Links at the bottom if you want to read the original pieces. Short summary followed my my analysis. (If Kim wants to contradict anything, please go ahead.)

–Fan Graphs’ Nathaniel Grow notes that Section 2855 of the California Labor Code allows any worker to opt out of a contract after serving seven calendar years for the same company (here, Mike Trout for the Angels).

–Subsequent case law involving Oscar De La Hoya’s Golden Boy Promotions says that the seven years can be on a single deal, or on re-upped deals (Trout re-upped a couple years ago, but it’s been seven years total).

–So Mike Trout, who has 4 years and $120M left on his re-up, could opt out and become a free agent. As could anyone else with seven years of consecutive service for a California club … in all the hubbub someone went through and found that that’s 1.45% of players on 40-man rosters.

–The Anti-Trust Exemption doesn’t apply. Anti-Trust is a federal set-up, and this is California state law.

So… Deadspin got ahold of Scott Boras who said that yeah he read the Fan Graphs piece but he’d generally advise against his clients pulling such a stunt on a number of counts:

a) Section 2855 is designed to protect non-union employees and may not be applicable

b) Even if Boras thought his client would win, what baseball player wants to spend 3-4 years with the distraction of litigation?

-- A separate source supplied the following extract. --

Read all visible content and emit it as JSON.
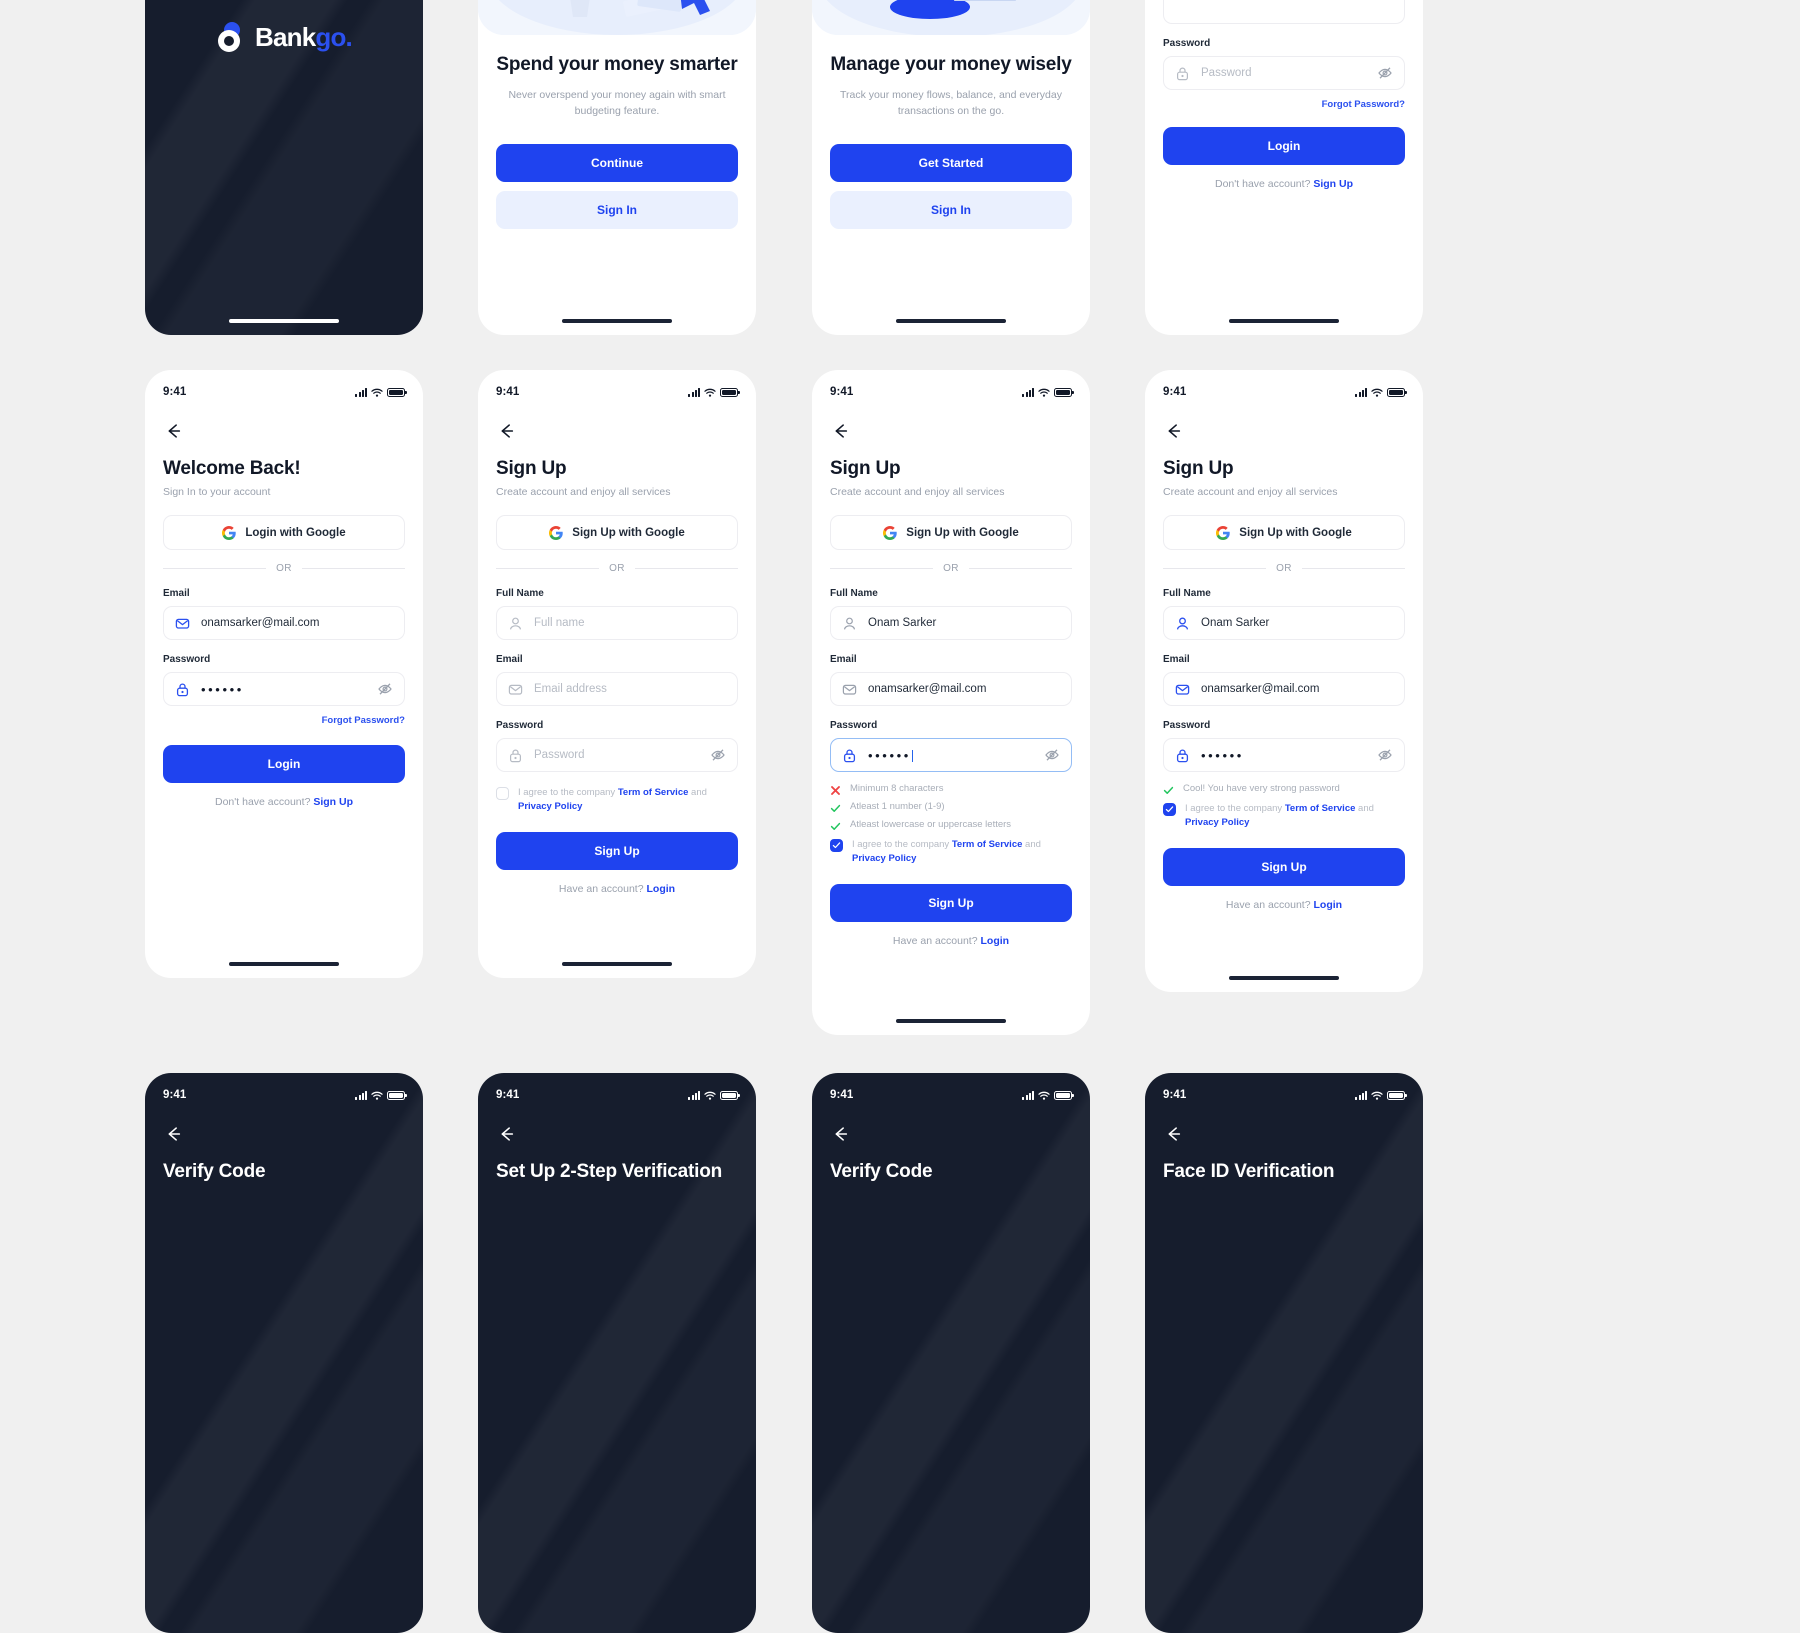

c) You run the risk of becoming a pariah, which means your endorsements go away

d) Putting c) and d) together, you could end up net losing money if your on-field performance eventually suffers and the endorsements are gone… so don’t do it.

e) What if the team just trades you? Who knows what happens then?

f) You run the risk of pissing off the Union, as non-California members feel like second-class citizens if you look like winning.

OK, so my forays into Labour Law are restricted to Canadian Nursing, and no, i haven’t passed the Bar. But here are my thoughts on the matter.

  1. Boras is a straight shooter here. On a risk/reward metric, it doesn’t usually make sense. It makes no sense for Trout, who at $30m AAV is probably getting paid 75% of his free agent value. The exception might be a Jacob DeGrom type who spent many years in the minors (counting toward the seven years), bloomed later, and faces many years left at MLB minimum/arbitration.
  2. The player-pioneers in these labour disputes usually take the worst of it. Curt Flood didn’t personally come out ahead, losing his Supreme Court case 5-3 and declaring bankruptcy. Jean-Marc Bosman, who actually won unrestricted free agency for every European soccer player after every contract, wound up living in a van down by the river.
  3. In a sense, Trout (or anyone else) can declare free agency whenever he wants by retiring from MLB and walking away from his deal. the general contract, however, says that there are 29 other companies (the other teams in MLB) with whom he can’t seek employment. That’s the real legal hurdle here. Maybe the player wins, but it’s a matter for Federal Court and those things take time. In the mean time MLB would seek an injunction to keep the current system in place. Bottom line for the retired player: Japanese lessons.
  4. Suppose the player wins. This puts California teams at an inherent disadvantage and I’d have no idea how MLB/MLBPA address that. Even all-star MLB players tend to develop for 3-4 years in the minors, which means California teams lose their players arbitration years after 3 years at the MLB minimum.

At any rate, with the free agent market so quiet this winter this has been an interesting thought experiment.